Professor Amaral, de Cocal dos Alves/PI, é finalista do Prêmio Veja-se

Piaui

29.11.2017

O professor Antonio Amaral está entre os finalistas do prêmio Veja-se, premiação da revista Veja que busca valorizar as histórias inspiradoras de cidadãos excepcionais que, muitas vezes longe dos holofotes, se destacaram em 2017 como agentes de mudança na sociedade brasileira.

São três finalistas em cada categoria, escolhidos pela equipe de Veja com base em indicações feitas por especialistas de todas as regiões do Brasil. Os critérios para a seleção são o impacto social, o alcance e a originalidade de atuação dos candidatos.

As categorias são: Educação, Saúde, Diversidade, Políticas Públicas, Inovação e Cultura.

A votação popular, por meio do site da revista, e um corpo de notáveis escolherão os vencedores, que serão revelados em cerimônia de premiação no dia 12 de dezembro, em São Paulo.

OBMEP

Antonio Amaral é professor de matemática na Escola de Ensino Médio Augustinho Brandão e acumula 131 medalhas na Olimpíada e teve mais de 70% dos formandos do ensino médio aprovados em universidades federais em 2016.

Em 2016, o Piauí obteve um resultado recorde na OBMEP, conquistando 11 medalhas de ouro, 20 medalhas de prata e 64 de bronze, além de 567 menções honrosas. Deste quantitativo, os alunos da rede estadual conquistaram 42 medalhas, sendo 06 ouros, 13 pratas e 23 bronzes.

O resultado alcançado é fruto da parceria da escola com o professor Amaral. "Aqui na escola tudo que é feito é continuidade do que acontece em sala de aula. O trabalho do professor em sala e a preparação dos alunos para a Obmep se complementam. A escola trabalha no intuito de cada vez mais ter um ensino de qualidade. A preparação para a Obmep faz parte do calendário da escola. O professor Amaral planeja, conduz e executa e conta com apoio da escola em tudo", afirmou Aurilene Vieira de Brito, diretora da escola Augustinho Brandão.

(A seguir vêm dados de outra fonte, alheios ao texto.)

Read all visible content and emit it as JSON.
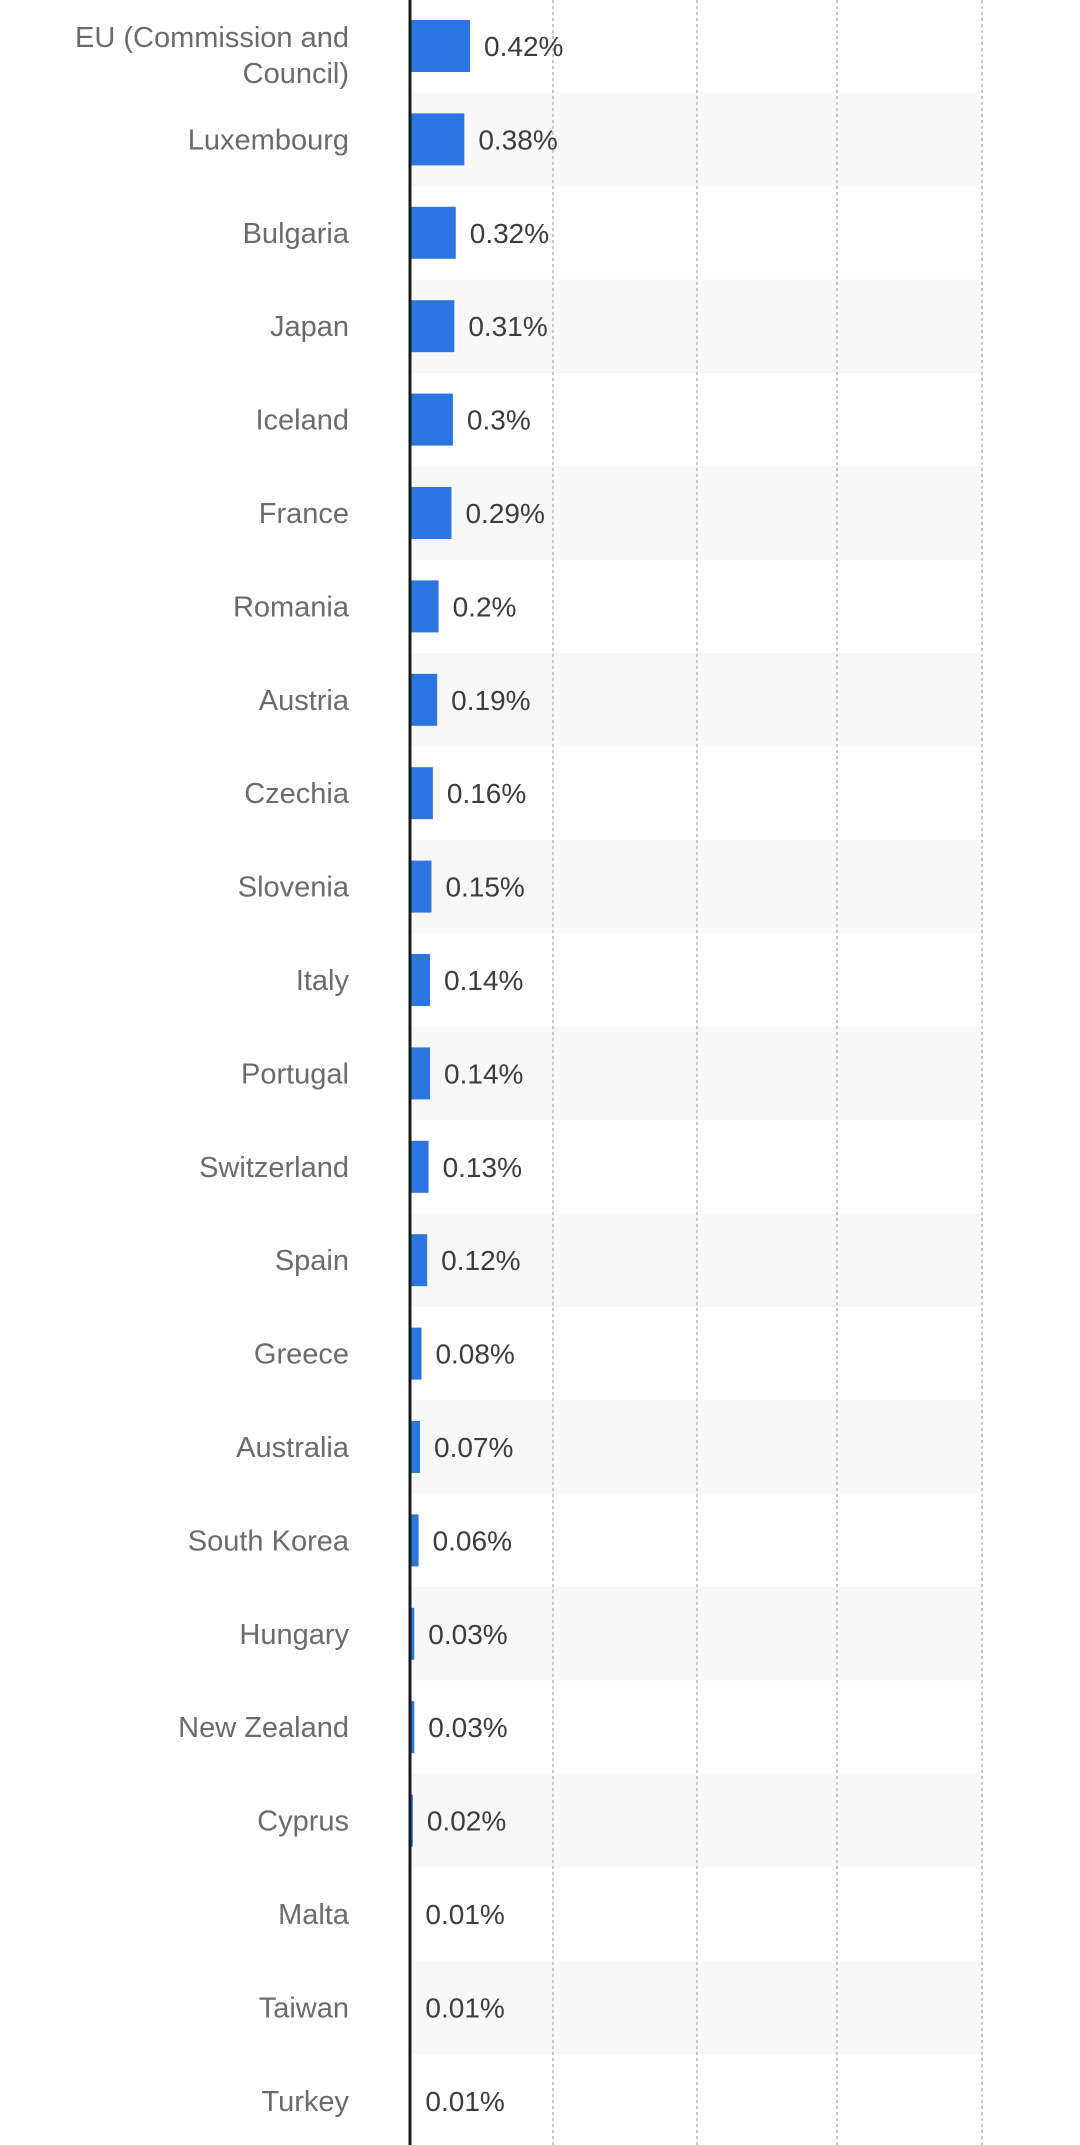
{
  "chart_data": {
    "type": "bar",
    "orientation": "horizontal",
    "categories": [
      "EU (Commission and Council)",
      "Luxembourg",
      "Bulgaria",
      "Japan",
      "Iceland",
      "France",
      "Romania",
      "Austria",
      "Czechia",
      "Slovenia",
      "Italy",
      "Portugal",
      "Switzerland",
      "Spain",
      "Greece",
      "Australia",
      "South Korea",
      "Hungary",
      "New Zealand",
      "Cyprus",
      "Malta",
      "Taiwan",
      "Turkey"
    ],
    "category_lines": [
      [
        "EU (Commission and",
        "Council)"
      ],
      [
        "Luxembourg"
      ],
      [
        "Bulgaria"
      ],
      [
        "Japan"
      ],
      [
        "Iceland"
      ],
      [
        "France"
      ],
      [
        "Romania"
      ],
      [
        "Austria"
      ],
      [
        "Czechia"
      ],
      [
        "Slovenia"
      ],
      [
        "Italy"
      ],
      [
        "Portugal"
      ],
      [
        "Switzerland"
      ],
      [
        "Spain"
      ],
      [
        "Greece"
      ],
      [
        "Australia"
      ],
      [
        "South Korea"
      ],
      [
        "Hungary"
      ],
      [
        "New Zealand"
      ],
      [
        "Cyprus"
      ],
      [
        "Malta"
      ],
      [
        "Taiwan"
      ],
      [
        "Turkey"
      ]
    ],
    "values": [
      0.42,
      0.38,
      0.32,
      0.31,
      0.3,
      0.29,
      0.2,
      0.19,
      0.16,
      0.15,
      0.14,
      0.14,
      0.13,
      0.12,
      0.08,
      0.07,
      0.06,
      0.03,
      0.03,
      0.02,
      0.01,
      0.01,
      0.01
    ],
    "value_labels": [
      "0.42%",
      "0.38%",
      "0.32%",
      "0.31%",
      "0.3%",
      "0.29%",
      "0.2%",
      "0.19%",
      "0.16%",
      "0.15%",
      "0.14%",
      "0.14%",
      "0.13%",
      "0.12%",
      "0.08%",
      "0.07%",
      "0.06%",
      "0.03%",
      "0.03%",
      "0.02%",
      "0.01%",
      "0.01%",
      "0.01%"
    ],
    "unit": "%",
    "xlim": [
      0,
      4
    ],
    "grid": true,
    "colors": {
      "bar": "#2b75e0",
      "axis": "#1a1a1a",
      "grid": "#c8c8c8",
      "band": "#f8f8f8"
    }
  }
}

PERFIL DO PROFESSOR AMARAL - (Fonte: site Veja)

À primeira vista, a hora do recreio na Escola Augustinho Brandão é igual a qualquer outra: crianças e adolescentes correm, jogam bola na quadra e conversam pelos corredores do pequeno colégio estadual de Cocal dos Alves, cidade de 5.000 habitantes a 300 quilômetros de Teresina, no Piauí. A diferença aparece nos pequenos grupos com papel e caneta na mão — eles estão debatendo possíveis resoluções para complexos problemas matemáticos. Na hora do recreio? Pois é: na Augustinho Brandão, matemática é a matéria preferida da esmagadora maioria dos 325 alunos. Mesmo quem não gosta muito não faz feio. Em consequência, a escola, situada em um município pobre e carente de infraestrutura, acumula 131 medalhas na Olimpíada Brasileira da disciplina e teve mais de 70% dos formandos do ensino médio aprovados em universidades federais em 2016.

Todos os dezoito professores se empenham para motivar a criançada, mas o motor da excelência matemática é Antônio Amaral, que divide com um colega as aulas da matéria em todos os níveis. Formado em matemática pela Universidade Estadual do Piauí e filho de agricultores analfabetos que sempre insistiram que o melhor caminho para vencer na vida são os estudos, ele resolveu ser professor porque achava que seria fácil arrumar emprego. Lecionou pela primeira vez aos 20 anos, em uma turma de alfabetização de adultos, e ainda se lembra com carinho da primeira aluna que aprendeu com ele a ler e escrever. Tomou gosto pelo ensino e, aos 21, ingressou na escola em que trabalha até hoje para dar aulas de matemática a turmas desinteressadas e acostumadas a notas baixas.

A Olimpíada de Matemática mudou tudo: em 2005, ele montou uma equipe de 25 alunos que mergulharam em cálculos e aprenderam a gostar da matéria. Três deles voltaram com medalhas e revolucionaram o ambiente escolar. Hoje, em véspera de Olimpíada, até a casa de Amaral vira sala de estudo. “Como vou dizer não a um grupo que chega no sábado pedindo ajuda com exercícios? Seria como se eu me negasse a melhorar meu país”, diz o professor, pai de gêmeos de 15 anos que, claro, adoram matemática. Embora ele participe intensamente da preparação dos adolescentes para a competição, seu maior prazer mesmo é apresentar os números às crianças dos primeiros anos. “A qualidade mais bonita de Antônio é não desistir de ninguém”, diz Aurilene de Brito, diretora da escola, que trabalha junto com o professor há dezessete anos. “Ele fica extremamente incomodado quando um aluno não aprende. Insiste, insiste e acaba envolvendo até os menos aplicados.”